Negative Reception from the CBI and IOD
In other feedback on the Report, the Institute of Director’s commented that the ” increase in national insurance contributions, both on employers and on employees with average incomes, is just wrong. Employers and employees up and down the country will oppose this increase for what it is, a tax on jobs. The Government are right to focus on reducing unemployment but the additional National Insurance rise will directly put jobs at risk and make it even more difficult for businesses to rehire once the recovery starts.”
While the Richard Lambert, CBI Director-General, was aslso damning, saying: “There were two tests this Pre-Budget report. First, would it increase the credibility of Government plans to restore the public finances? Second, would it be a platform for job creation and economic growth? The Government has failed on both counts.

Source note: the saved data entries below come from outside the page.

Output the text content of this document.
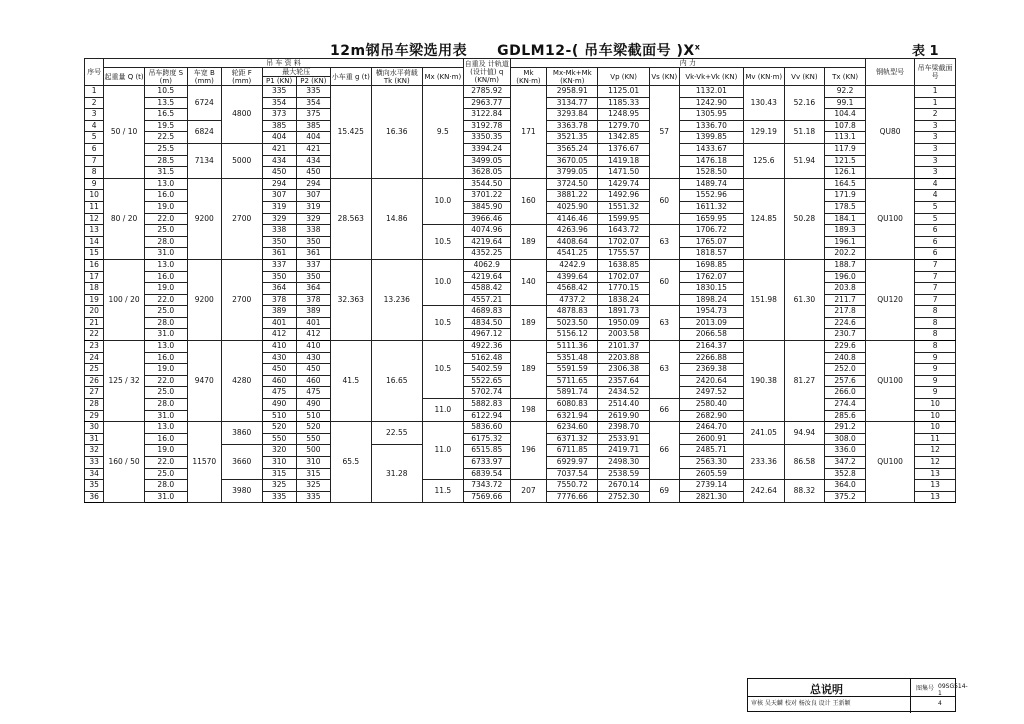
12m钢吊车梁选用表 GDLM12-( 吊车梁截面号 )$X^x$	表 1
序号	吊 车 资 料									自重及 计轨道 (设计值) q (KN/m)	内 力								钢轨型号	吊车梁截面号
	起重量 Q (t)	吊车跨度 S (m)	车宽 B (mm)	轮距 F (mm)	最大轮压		小车重 g (t)	横向水平荷载 Tk (KN)	Mx (KN·m)		Mk (KN·m)	Mx-Mk+Mk (KN·m)	Vp (KN)	Vs (KN)	Vk-Vk+Vk (KN)	Mv (KN·m)	Vv (KN)	Tx (KN)		
					P1 (KN)	P2 (KN)														
1	50 / 10	10.5	6724	4800	335	335	15.425	16.36	9.5	2785.92	171	2958.91	1125.01	57	1132.01	130.43	52.16	92.2	QU80	1
2		13.5			354	354				2963.77		3134.77	1185.33		1242.90			99.1		1
3		16.5			373	375				3122.84		3293.84	1248.95		1305.95			104.4		2
4		19.5	6824		385	385				3192.78		3363.78	1279.70		1336.70	129.19	51.18	107.8		3
5		22.5			404	404				3350.35		3521.35	1342.85		1399.85			113.1		3
6		25.5	7134	5000	421	421				3394.24		3565.24	1376.67		1433.67	125.6	51.94	117.9		3
7		28.5			434	434				3499.05		3670.05	1419.18		1476.18			121.5		3
8		31.5			450	450				3628.05		3799.05	1471.50		1528.50			126.1		3
9	80 / 20	13.0	9200	2700	294	294	28.563	14.86	10.0	3544.50	160	3724.50	1429.74	60	1489.74	124.85	50.28	164.5	QU100	4
10		16.0			307	307				3701.22		3881.22	1492.96		1552.96			171.9		4
11		19.0			319	319				3845.90		4025.90	1551.32		1611.32			178.5		5
12		22.0			329	329				3966.46		4146.46	1599.95		1659.95			184.1		5
13		25.0			338	338			10.5	4074.96	189	4263.96	1643.72	63	1706.72			189.3		6
14		28.0			350	350				4219.64		4408.64	1702.07		1765.07			196.1		6
15		31.0			361	361				4352.25		4541.25	1755.57		1818.57			202.2		6
16	100 / 20	13.0	9200	2700	337	337	32.363	13.236	10.0	4062.9	140	4242.9	1638.85	60	1698.85	151.98	61.30	188.7	QU120	7
17		16.0			350	350				4219.64		4399.64	1702.07		1762.07			196.0		7
18		19.0			364	364				4588.42		4568.42	1770.15		1830.15			203.8		7
19		22.0			378	378				4557.21		4737.2	1838.24		1898.24			211.7		7
20		25.0			389	389			10.5	4689.83	189	4878.83	1891.73	63	1954.73			217.8		8
21		28.0			401	401				4834.50		5023.50	1950.09		2013.09			224.6		8
22		31.0			412	412				4967.12		5156.12	2003.58		2066.58			230.7		8
23	125 / 32	13.0	9470	4280	410	410	41.5	16.65	10.5	4922.36	189	5111.36	2101.37	63	2164.37	190.38	81.27	229.6	QU100	8
24		16.0			430	430				5162.48		5351.48	2203.88		2266.88			240.8		9
25		19.0			450	450				5402.59		5591.59	2306.38		2369.38			252.0		9
26		22.0			460	460				5522.65		5711.65	2357.64		2420.64			257.6		9
27		25.0			475	475				5702.74		5891.74	2434.52		2497.52			266.0		9
28		28.0			490	490			11.0	5882.83	198	6080.83	2514.40	66	2580.40			274.4		10
29		31.0			510	510				6122.94		6321.94	2619.90		2682.90			285.6		10
30	160 / 50	13.0	11570	3860	520	520	65.5	22.55	11.0	5836.60	196	6234.60	2398.70	66	2464.70	241.05	94.94	291.2	QU100	10
31		16.0			550	550				6175.32		6371.32	2533.91		2600.91			308.0		11
32		19.0		3660	320	500		31.28		6515.85		6711.85	2419.71		2485.71	233.36	86.58	336.0		12
33		22.0			310	310				6733.97		6929.97	2498.30		2563.30			347.2		12
34		25.0			315	315				6839.54		7037.54	2538.59		2605.59			352.8		13
35		28.0		3980	325	325			11.5	7343.72	207	7550.72	2670.14	69	2739.14	242.64	88.32	364.0		13
36		31.0			335	335				7569.66		7776.66	2752.30		2821.30			375.2		13
总说明	图集号
审核 吴天麟 校对 杨汝良 设计 王新颖
09SG514-1
4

“The Chancellor has made a serious mistake imposing an extra jobs tax at a time when the economic recovery will still be fragile. Increasing National Insurance contributions will hold back job creation and growth.”
On bankers’ bonuses, Mr Lambert said: “A headline-grabbing tax on bankers’ bonuses may have populist appeal, but the Government needs to take care not to put the UK’s financial services sector at a comparative disadvantage internationally. The threat of an exodus of talent is real.”
However, he was more favourable to the public sector pay cap, adding: “We applaud the Government’s courage in beginning to tackle the thorny issues of public sector pensions and pay, but it is only a start.”
And Mixed reviews from the TUC
TUC General Secretary Brendan Barber said: ‘A centralised pay cap on public sector staff is unfair, inefficient and will damage long-established independent review systems – which already take affordability into account. Public sector workers – many of whom are low paid – should not have to pay the price for a crash they did nothing to cause. And we will need to study the small print to look at where the cuts the Chancellor has announced will hit.
‘There is good news on tax. The tax on bonuses not only raises a useful amount that will help the young unemployed, but it – and other measures – begins to ask those who did so well out of the boom years and whose recklessness caused the crash to make a proper contribution, particularly through getting tough on avoidance.
‘But today the Chancellor could have been much bolder in moving to a fundamental reform of tax where the super-rich were asked to pay their fair share. The National Insurance increase will hit ordinary workers and business, though of course we welcome the exemption for those earning £20,000 or below, which is nearly half the workforce.’